座標に僕はあるのか
この世界の管理者はバランスを考えている。無というものがどこの座標にあるのか、つまり私が意識を失う時に他者の意識を持つものがエネルギーを消費しなければならない。何のエネルギーか、繋がりのバランスをとるエネルギーだ。
私はそれを、意識の端で聞いていた。
正確には「聞いていた」わけではない。音も言葉もなかった。ただ、頭の奥のどこかで、冷たい計算が流れているのを感じた。管理者——その存在が本当にいるのかどうかさえ、私にはわからない。ただ、この世界のどこかに「バランス」という名の天秤が置かれていて、それが傾くたびに誰かが代償を払わされている、という感覚だけが確かだった。
私の名前は、もう思い出せない。いや、思い出す必要がないのかもしれない。意識を失う直前の人間に、名前など必要ない。
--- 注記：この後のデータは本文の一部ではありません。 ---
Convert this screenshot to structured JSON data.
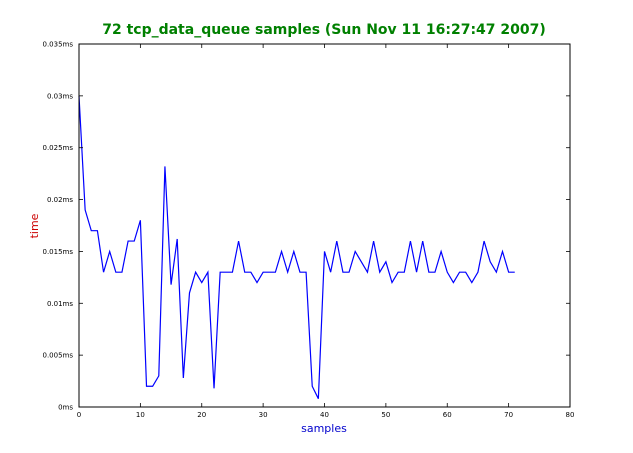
{
  "chart_data": {
    "type": "line",
    "title": "72 tcp_data_queue samples (Sun Nov 11 16:27:47 2007)",
    "xlabel": "samples",
    "ylabel": "time",
    "xlim": [
      0,
      80
    ],
    "ylim": [
      0,
      0.035
    ],
    "x_ticks": [
      0,
      10,
      20,
      30,
      40,
      50,
      60,
      70,
      80
    ],
    "x_tick_labels": [
      "0",
      "10",
      "20",
      "30",
      "40",
      "50",
      "60",
      "70",
      "80"
    ],
    "y_ticks": [
      0,
      0.005,
      0.01,
      0.015,
      0.02,
      0.025,
      0.03,
      0.035
    ],
    "y_tick_labels": [
      "0ms",
      "0.005ms",
      "0.01ms",
      "0.015ms",
      "0.02ms",
      "0.025ms",
      "0.03ms",
      "0.035ms"
    ],
    "grid": false,
    "colors": {
      "title": "#008000",
      "xlabel": "#0000cc",
      "ylabel": "#cc0000",
      "line": "#0000ff",
      "axes": "#000000"
    },
    "series": [
      {
        "x": [
          0,
          1,
          2,
          3,
          4,
          5,
          6,
          7,
          8,
          9,
          10,
          11,
          12,
          13,
          14,
          15,
          16,
          17,
          18,
          19,
          20,
          21,
          22,
          23,
          24,
          25,
          26,
          27,
          28,
          29,
          30,
          31,
          32,
          33,
          34,
          35,
          36,
          37,
          38,
          39,
          40,
          41,
          42,
          43,
          44,
          45,
          46,
          47,
          48,
          49,
          50,
          51,
          52,
          53,
          54,
          55,
          56,
          57,
          58,
          59,
          60,
          61,
          62,
          63,
          64,
          65,
          66,
          67,
          68,
          69,
          70,
          71
        ],
        "values": [
          0.03,
          0.019,
          0.017,
          0.017,
          0.013,
          0.015,
          0.013,
          0.013,
          0.016,
          0.016,
          0.018,
          0.002,
          0.002,
          0.003,
          0.0232,
          0.0118,
          0.0162,
          0.0028,
          0.011,
          0.013,
          0.012,
          0.013,
          0.0018,
          0.013,
          0.013,
          0.013,
          0.016,
          0.013,
          0.013,
          0.012,
          0.013,
          0.013,
          0.013,
          0.015,
          0.013,
          0.015,
          0.013,
          0.013,
          0.002,
          0.0008,
          0.015,
          0.013,
          0.016,
          0.013,
          0.013,
          0.015,
          0.014,
          0.013,
          0.016,
          0.013,
          0.014,
          0.012,
          0.013,
          0.013,
          0.016,
          0.013,
          0.016,
          0.013,
          0.013,
          0.015,
          0.013,
          0.012,
          0.013,
          0.013,
          0.012,
          0.013,
          0.016,
          0.014,
          0.013,
          0.015,
          0.013,
          0.013
        ]
      }
    ]
  }
}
病室の天井は白く、蛍光灯が規則正しく明滅していた。機械の音が規則正しく響く。心拍モニターの音が、私の存在を証明しているようで、かえって疎ましかった。
「……まだ繋がってるね」
隣のベッドから、低い声がした。同じ病室の、意識のある患者だ。名前を聞いたことがある気がするが、もうどうでもよかった。
「繋がってるって、何が」
私はぼそぼと答えた。声が掠れている。
「あんたの意識と、外の誰かの意識だよ。管理者がさ、バランス取ろうとしてるんだ。あんたが消えそうになると、向こうがエネルギーを食う。繋がりを維持するためのエネルギーを」
男は天井を見ながら続けた。
「無っていう座標、あるんだよ。ここじゃないどこか。あんたがそこに落ちると、こっち側の誰かが、強制的にエネルギーを消費させられる。家族とか、恋人とか、あるいは全く見知らぬ他人とか。たまたま糸が繋がってる奴らが」
私は目を細めた。
「それで、何がどうなる」
「わからない。ただ、消費された側は、少しずつ薄くなる。記憶が曖昧になったり、感情が鈍くなったり、あるいは急に体調を崩したり。管理者はそれを『バランス』と呼んでるらしい」
男は乾いた笑いを漏らした。
「ふざけた話だろ。生きてるだけで、誰かに負担かけてるってんだから」
その夜、私は夢を見た。
あるいは夢ではなかったのかもしれない。
暗闇の中に、無数の細い糸が浮かんでいた。糸の一端は私の胸に、もう一端は遠くの、見知らぬ人々の胸に繋がっている。糸は淡く光り、時折、脈打つように明滅する。
その中央に、大きな天秤があった。
片方の皿には「存在」、もう片方には「無」。
私の意識が薄れるたびに、存在の皿が軽くなり、天秤が傾く。すると糸が震え、どこか遠くで誰かが息を詰める音がした。
——エネルギーを、消費しろ。
声ではない、命令だった。
糸の一本が赤く熱を持ち、誰かの記憶が削れていくのがわかった。幼い頃の匂い、誰かの笑い声、好きだった音楽のメロディ。それらは音もなく消え、代わりに私の意識がわずかに安定した。
私は糸を掴もうとした。しかし手がすり抜けた。
「やめろ」
私は叫んだ。声は暗闇に吸い込まれた。
「私を消してくれ。繋がってる奴らを、これ以上消費するな」
天秤がわずかに揺れた。管理者の視線のようなものが、私を捉えた気がした。
——バランスを壊すな。
それだけだった。
翌朝、私は目を覚ました。
モニターの音は安定していた。隣の男はもういなかった。ベッドが空いていて、シーツだけがきれいに畳まれている。
看護師が静かに言った。
「昨夜、急変して……。ご家族に連絡は取りました」
私は何も答えなかった。
窓の外では、朝の光が普通に差し込んでいた。世界は何事もなかったかのように回り続けている。誰かが意識を失い、誰かがエネルギーを消費し、誰かが薄くなり、それでもバランスは保たれている。
私は天井を見上げた。
無の座標は、どこにあるのだろう。
そこに落ちれば、本当に全てが終わるのだろうか。それとも、落ちた瞬間に、別の誰かが新たに糸を結ばされてしまうのだろうか。
私はゆっくりと手を伸ばし、自分の胸に触れた。
まだ、糸は繋がっている。
細く、熱く、静かに脈打っている。
管理者はバランスを考えている。
そして私は、そのバランスの上で、まだ消えていない。
消えないまま、誰かを消費し続けている。
その事実だけが、今の私にとっての、唯一の座標だった。